In a whisper, fat-voiced and throbbing, she broke out: ‘Oh, I’m sorry for that poor friend of yours, poor Mr Passant!’

This seemed to me an absurd let-down; to imagine that George, having been turned down, was going out heartbroken into the night, was too much even for Mrs Beauchamp.

‘He’ll get over it,’ I said.

‘I’m sure I don’t quite follow you,’ she replied virtuously.

‘I mean, Mr Passant won’t worry long because a young woman doesn’t feel free to have dinner with him.’

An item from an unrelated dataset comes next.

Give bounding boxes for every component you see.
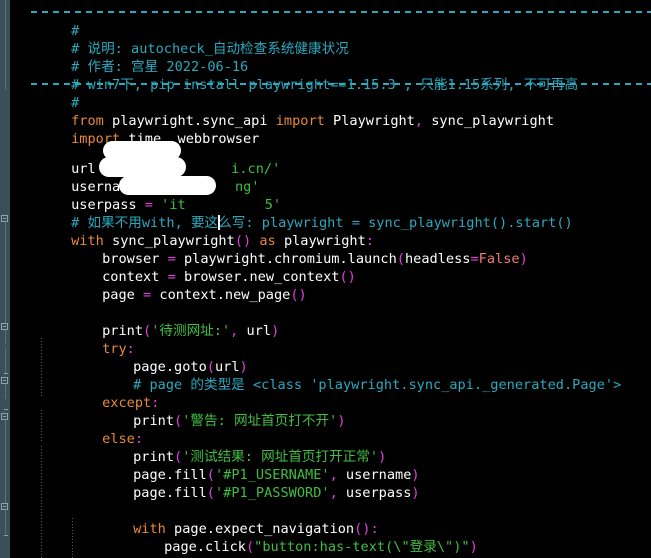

Speaking to Mrs Beauchamp I often found myself, as if hypnotized by her example, becoming more and more genteel.

‘If it were only that!’

Dimly, I could perceive her hands clasped over her vast unconfined bust.

‘Oh, if only it were that!’ She echoed herself.

‘What else could it be?’

‘Mr Eliot, I’ve always been afraid you’d think too well of women. A gentleman like you is always apt to, I know you do if you don’t mind my saying so, you put them on a pedestal and you don’t see their feet of clay. So did Major Beauchamp and I always prayed he’d never have reason to think different, because it would have killed him if he had and I hope it never will you, Mr Eliot. That secretary of yours, I don’t like to speak against someone who you are so good to, but I’m afraid I have had my eyes on her from the start.’